Graphs and Level Curves: Depicted using Maple

In Maple type

plot3d(abs(1-x^2+3*y^2), x = -3 .. 3, y = -3 .. 3);

to obtain (we hope):





Now let's see the level curves. In Maple type (or cut-and-paste, from here)

with(plots, implicitplot); implicitplot([0 = 1-x^2+3*y^2, 1/2 = abs(1-x^2+3*y^2), 1 = abs(1-x^2+3*y^2), 3/2 = abs(1-x^2+3*y^2), 2 = abs(1-x^2+3*y^2), x = 2], x = -3 .. 3, y = -3 .. 3, color = [green, red, yellow, blue, "Purple", "Pink"], legend = [k = 0, k = 1/2, k = 1, k = 3/2, k = 2, x = 2], gridrefine = 2)

to obtain:



Try to imagine how these level curves correspond to the graph depicted above. Imagine taking this plot of level curves, twisting clockwise by 135 degrees (by symmetry this will be the same as rotating 45 degrees counter-clockwise) and then pulling the bottom (left) corner towards yourself. The green curve at k=0 corresponds exactly to the trough in the graph.
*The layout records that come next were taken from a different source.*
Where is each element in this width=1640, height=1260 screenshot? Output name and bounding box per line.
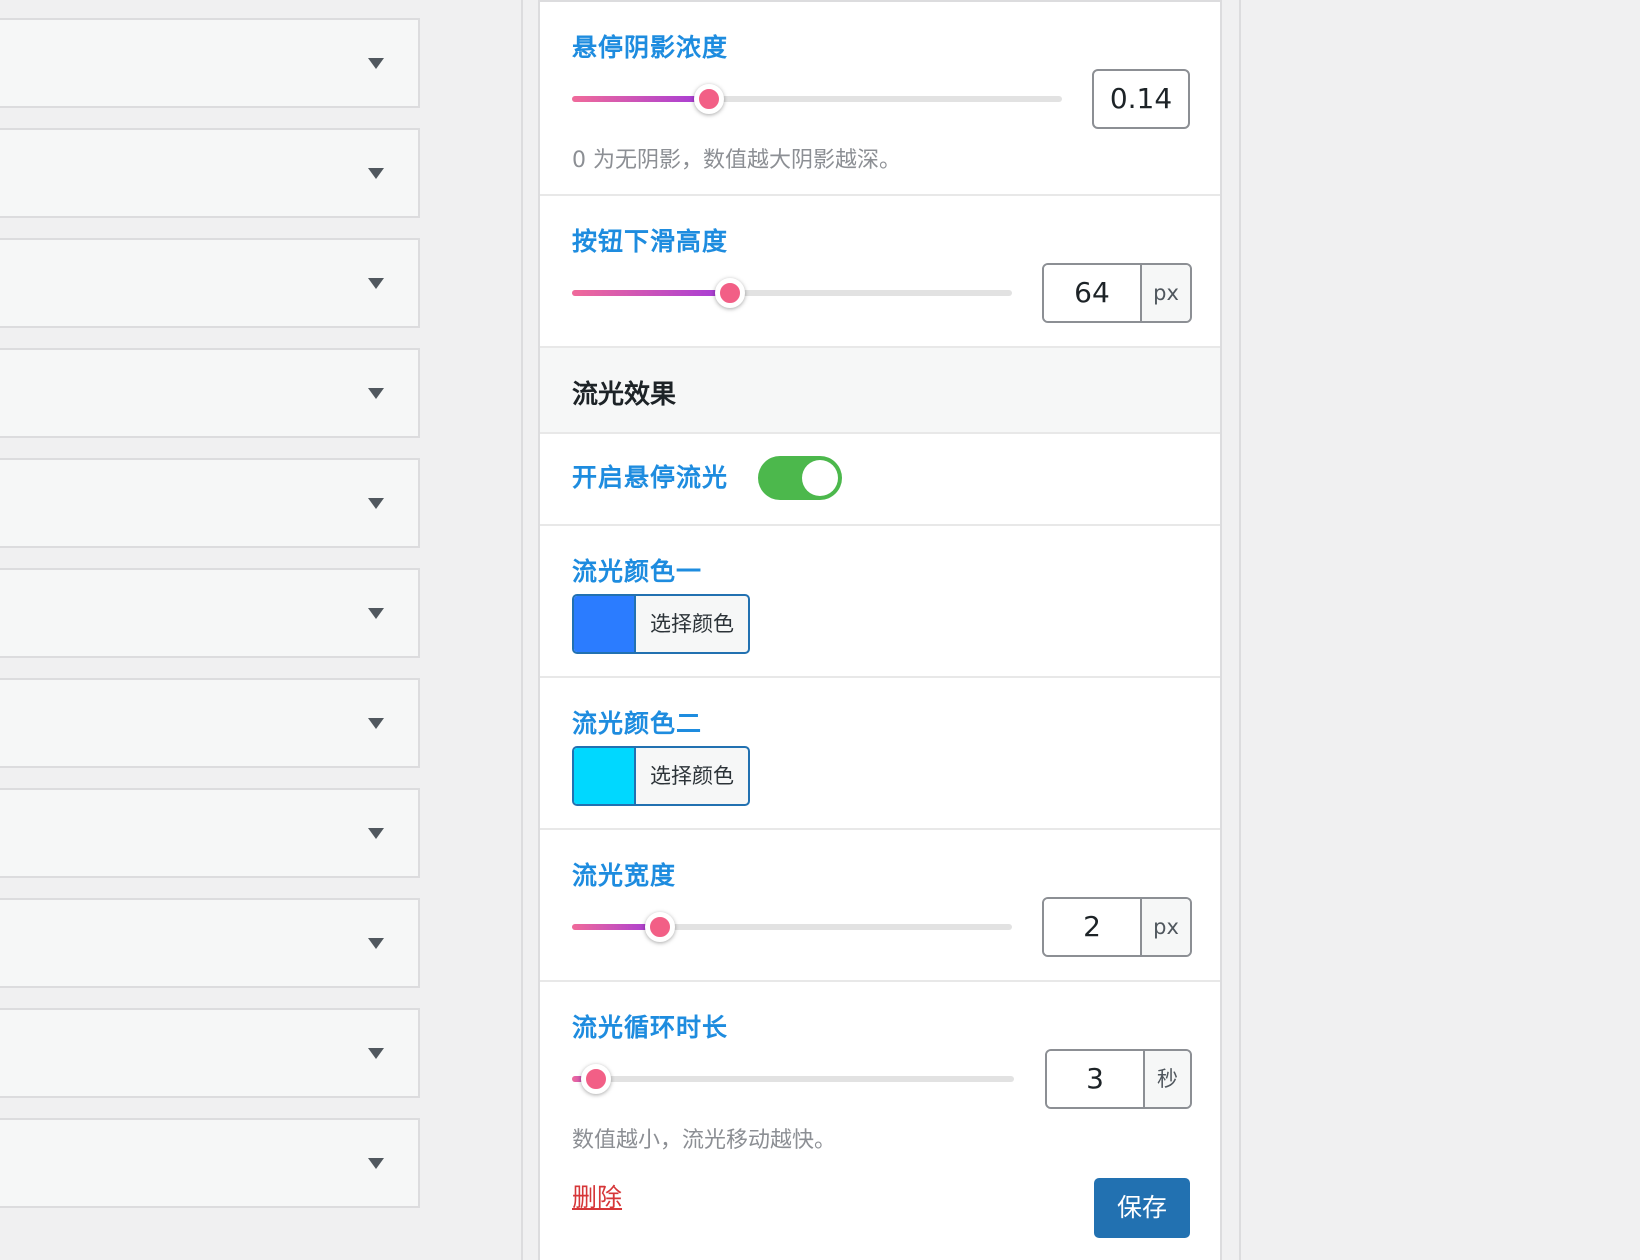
- chevron-down-icon[interactable]: [368, 58, 384, 69]
- chevron-down-icon[interactable]: [368, 168, 384, 179]
- shine-width-input[interactable]: 2: [1044, 899, 1140, 955]
- color-picker-label: 选择颜色: [650, 612, 734, 636]
- slider-track: [572, 1076, 1014, 1082]
- setting-label: 悬停阴影浓度: [572, 33, 729, 62]
- collapsed-widget[interactable]: [0, 678, 420, 768]
- collapsed-widget[interactable]: [0, 238, 420, 328]
- shine-width-field: 2 px: [1042, 897, 1192, 957]
- chevron-down-icon[interactable]: [368, 278, 384, 289]
- shadow-depth-slider[interactable]: [572, 82, 1062, 116]
- slider-thumb[interactable]: [694, 84, 725, 114]
- collapsed-widget[interactable]: [0, 458, 420, 548]
- setting-shadow-depth: 悬停阴影浓度 0.14 0 为无阴影，数值越大阴影越深。: [540, 2, 1220, 196]
- unit-label: px: [1140, 265, 1190, 321]
- collapsed-widget[interactable]: [0, 1118, 420, 1208]
- chevron-down-icon[interactable]: [368, 498, 384, 509]
- unit-label: px: [1140, 899, 1190, 955]
- slide-height-field: 64 px: [1042, 263, 1192, 323]
- color-swatch: [574, 596, 636, 652]
- collapsed-widget[interactable]: [0, 898, 420, 988]
- slider-fill: [572, 290, 731, 296]
- setting-color-one: 流光颜色一 选择颜色: [540, 526, 1220, 678]
- unit-label: 秒: [1143, 1051, 1190, 1107]
- hover-shine-toggle[interactable]: [758, 456, 842, 500]
- slide-height-input[interactable]: 64: [1044, 265, 1140, 321]
- setting-shine-duration: 流光循环时长 3 秒 数值越小，流光移动越快。 删除 保存: [540, 982, 1220, 1260]
- color-swatch: [574, 748, 636, 804]
- collapsed-widget[interactable]: [0, 568, 420, 658]
- setting-label: 开启悬停流光: [572, 463, 729, 492]
- collapsed-widget[interactable]: [0, 348, 420, 438]
- color-two-picker-button[interactable]: 选择颜色: [572, 746, 750, 806]
- chevron-down-icon[interactable]: [368, 938, 384, 949]
- chevron-down-icon[interactable]: [368, 828, 384, 839]
- setting-label: 流光循环时长: [572, 1013, 729, 1042]
- slide-height-slider[interactable]: [572, 276, 1012, 310]
- collapsed-widget[interactable]: [0, 788, 420, 878]
- shine-width-slider[interactable]: [572, 910, 1012, 944]
- setting-slide-height: 按钮下滑高度 64 px: [540, 196, 1220, 348]
- setting-label: 流光颜色一: [572, 557, 703, 586]
- slider-thumb[interactable]: [715, 278, 746, 308]
- chevron-down-icon[interactable]: [368, 1158, 384, 1169]
- collapsed-widget[interactable]: [0, 128, 420, 218]
- setting-color-two: 流光颜色二 选择颜色: [540, 678, 1220, 830]
- setting-hover-shine: 开启悬停流光: [540, 434, 1220, 526]
- collapsed-widget[interactable]: [0, 1008, 420, 1098]
- setting-label: 按钮下滑高度: [572, 227, 729, 256]
- setting-label: 流光宽度: [572, 861, 677, 890]
- setting-description: 数值越小，流光移动越快。: [572, 1128, 837, 1153]
- widget-settings-panel: 悬停阴影浓度 0.14 0 为无阴影，数值越大阴影越深。 按钮下滑高度 64 p…: [538, 0, 1222, 1260]
- collapsed-widget[interactable]: [0, 18, 420, 108]
- chevron-down-icon[interactable]: [368, 388, 384, 399]
- section-title: 流光效果: [572, 380, 677, 410]
- slider-thumb[interactable]: [645, 912, 675, 942]
- color-one-picker-button[interactable]: 选择颜色: [572, 594, 750, 654]
- setting-label: 流光颜色二: [572, 709, 703, 738]
- toggle-knob: [802, 460, 838, 496]
- section-header: 流光效果: [540, 348, 1220, 434]
- chevron-down-icon[interactable]: [368, 608, 384, 619]
- shine-duration-field: 3 秒: [1045, 1049, 1192, 1109]
- save-button[interactable]: 保存: [1094, 1178, 1190, 1238]
- color-picker-label: 选择颜色: [650, 764, 734, 788]
- chevron-down-icon[interactable]: [368, 1048, 384, 1059]
- setting-shine-width: 流光宽度 2 px: [540, 830, 1220, 982]
- delete-link[interactable]: 删除: [572, 1178, 622, 1214]
- shadow-depth-input[interactable]: 0.14: [1092, 69, 1190, 129]
- shine-duration-slider[interactable]: [572, 1062, 1014, 1096]
- shine-duration-input[interactable]: 3: [1047, 1051, 1143, 1107]
- setting-description: 0 为无阴影，数值越大阴影越深。: [572, 148, 901, 173]
- chevron-down-icon[interactable]: [368, 718, 384, 729]
- slider-fill: [572, 96, 710, 102]
- slider-thumb[interactable]: [581, 1064, 612, 1094]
Now check-out the cross-section at x=2 . In Maple type

plot([abs(1-2^2+3*y^2),2], y = -3 .. 3, color = ["Pink","Purple"]);

to obtain:



Try to imagine intersecting the graph with a plane at x=2. The shape is similar to that seen at the edge of the graph at x=3. (Is this a surprise?) Moreover, the points y=-1,1, where the cross-section is zero, correspond exactly to the points where the pink line x=2, in the level curves plot, above, meets the green k=0 curve. Also the cross-section meets the value 2 at 4 points, as shown by intersection the purple z=2 line; these correspond exactly to the points of intersection of the pink line and the purple k=2 curve in the level curves plot, above.